La polimigra — a term coined by activists to indicate the overlap between police officers and immigration officials — destroy water to weaken people physically and emotionally. In 2018, No More Deaths published video footage of agents emptying out water bottles while laughing and mocking migrants. The Border Patrol’s larger “Prevention Through Deterrence” (PTD) strategy, launched in 1994, relies on the desert’s arid climate and harsh terrain to dissuade migrants from crossing and to facilitate their capture. The agency assigned more agents in urban crossing areas and installed military-grade surveillance technology, redirecting migrants to remote areas of the desert. Limiting access to clean water is a cornerstone of PTD; the PTD strategic plan suggests that the landscape facilitates the capture of migrants, dehydrated and debilitated after “crossing through remote, uninhabited expanses of land and sea along the border [who] can find themselves in mortal danger.” One former Border Patrol agent told the nonprofit the reason for these destroying water was to “expedite [migrants’] apprehension.” 

Out of desperation, some drink from contaminated cattle tanks and consume their own urine or melted lipstick in desperate attempts to survive. Granger often speaks with migrants who encounter water bottles left by aid groups. “When migrants see water in the middle of the desert, they realize that there are people who recognize what they’re doing and are trying to help them,” Granger told me. “On the flip side, from the perspective of someone crossing the border, coming across a water drop that’s slashed is such a powerful symbol of hatred. Vandalizing water symbolizes not only devaluing human life but actively working to destroy human life.” 

The intentional destruction of water has not dissuaded migrants from attempting to cross the border; rather, Border Patrol abuses and the criminalization of humanitarian aid has led to renewed support and resources from allies. Similarly, after police destroyed water bottles in Asheville, Lewis said the triage group received an influx of donations and support from the community. “We were just trying to help. And the police, they radicalized us,” Lewis said. “Their militarization strategies backfired.” 

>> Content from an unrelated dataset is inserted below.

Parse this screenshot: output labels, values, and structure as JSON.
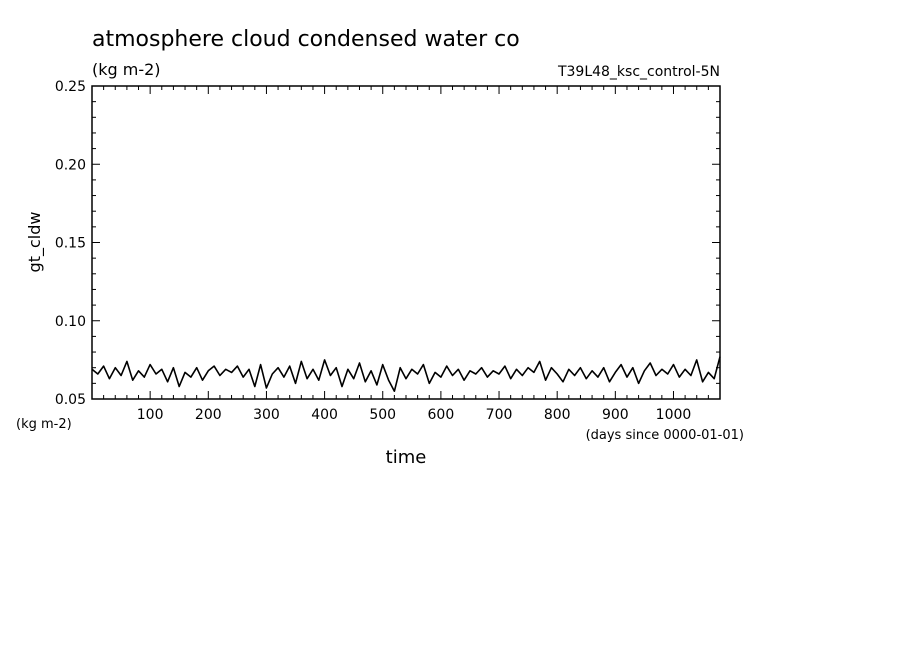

On a sweltering evening last month, I attended a Black Lives Matter protest in Durham, three hours west of Asheville. Community members had set up water stations in front of bars and restaurants and hauled water bottles in wheelbarrows and shopping carts. After hours of marching, I sensed a metallic taste in my mouth — one of the initial symptoms of dehydration. Almost instantly, I found a water station. As I tipped back the paper cup, the relief reminded me that water sustains dissent and energizes movements. In the desert, we wrote words of encouragement with sharpies for migrants to continue their journeys — an  affirmation of their crossing, a show of solidarity. Thousands of miles away, this offered the same message. It was a practice of radical care.

Barbara Sostaita is a doctoral candidate at The University of North Carolina at Chapel Hill, where she studies sanctuary in the Sonora-Arizona borderlands.